The NFL Wonderlic is a standardized problem solving test administered to all players during the scouting combine and is the primary quantitative metric used to assess a player’s cognitive ability. But is this score a good predictor of success for quarterbacks in the league?
Here are Wonderlic and NFL Passer Rating scores for 72 quarterbacks dating from 1970 to 2011.
While there is a positive relationship between the two metrics, the data is fairly scattered. There is a correlation of .18 and a linear trend-line would follow y = 0.1933x + 75.701.
Looking at on field performance, the top most data point is current Packers and former Cal quarterback Aaron Rodgers. The rightmost and “smartest” is Ryan Fitzpatrick (Harvard, Texans), while the left and bottom most is Vince Evans, who attended USC and played ball for the Bears in the ‘70s. I’ve added a few more names for context.
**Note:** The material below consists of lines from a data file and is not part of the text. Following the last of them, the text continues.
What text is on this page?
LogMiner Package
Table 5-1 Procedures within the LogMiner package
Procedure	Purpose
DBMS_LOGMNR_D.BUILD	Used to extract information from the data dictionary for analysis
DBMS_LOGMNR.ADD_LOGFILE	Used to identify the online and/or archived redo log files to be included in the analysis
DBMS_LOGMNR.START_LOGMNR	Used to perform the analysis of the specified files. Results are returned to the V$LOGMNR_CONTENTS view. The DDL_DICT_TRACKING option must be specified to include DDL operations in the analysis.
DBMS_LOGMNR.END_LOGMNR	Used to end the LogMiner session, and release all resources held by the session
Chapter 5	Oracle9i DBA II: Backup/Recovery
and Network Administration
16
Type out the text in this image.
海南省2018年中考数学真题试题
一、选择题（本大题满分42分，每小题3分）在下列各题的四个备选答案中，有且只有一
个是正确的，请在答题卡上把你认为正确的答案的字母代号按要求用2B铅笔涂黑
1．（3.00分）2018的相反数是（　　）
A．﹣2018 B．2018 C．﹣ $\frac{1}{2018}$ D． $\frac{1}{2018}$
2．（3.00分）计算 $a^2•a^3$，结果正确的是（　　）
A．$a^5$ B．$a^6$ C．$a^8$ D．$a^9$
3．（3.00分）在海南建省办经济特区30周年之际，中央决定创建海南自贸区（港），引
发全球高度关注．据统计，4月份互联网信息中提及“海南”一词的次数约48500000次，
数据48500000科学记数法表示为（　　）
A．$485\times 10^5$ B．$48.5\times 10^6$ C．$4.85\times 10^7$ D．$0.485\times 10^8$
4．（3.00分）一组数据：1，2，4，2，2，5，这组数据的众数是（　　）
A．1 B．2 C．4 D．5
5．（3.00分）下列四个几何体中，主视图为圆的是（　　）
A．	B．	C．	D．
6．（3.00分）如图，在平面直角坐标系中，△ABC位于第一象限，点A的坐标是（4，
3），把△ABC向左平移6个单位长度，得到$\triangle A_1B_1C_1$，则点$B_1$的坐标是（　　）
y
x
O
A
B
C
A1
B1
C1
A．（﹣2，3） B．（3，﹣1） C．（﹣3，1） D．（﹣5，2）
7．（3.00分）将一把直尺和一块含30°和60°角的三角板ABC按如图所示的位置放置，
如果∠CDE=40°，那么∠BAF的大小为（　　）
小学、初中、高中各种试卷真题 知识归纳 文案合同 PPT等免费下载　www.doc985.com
There seems to be a sort of smartness threshold, where the best NFL quarterbacks need to be at least this smart to see success. But once a QB passes that threshold (around a score of 25), their additional smartness has little to no effect on success on the field . Quarterbacks in the top 25% of Wonderlic scores have a StdDev of 11.3 when it comes to passer rating, while it is only 7 for those in the bottom 75% — so the relationship is less varied at lower Wonderlic values. Nobody with a Wonderlic under 15 has a passer rating above 90 (I’m looking at you Kordell Stewart).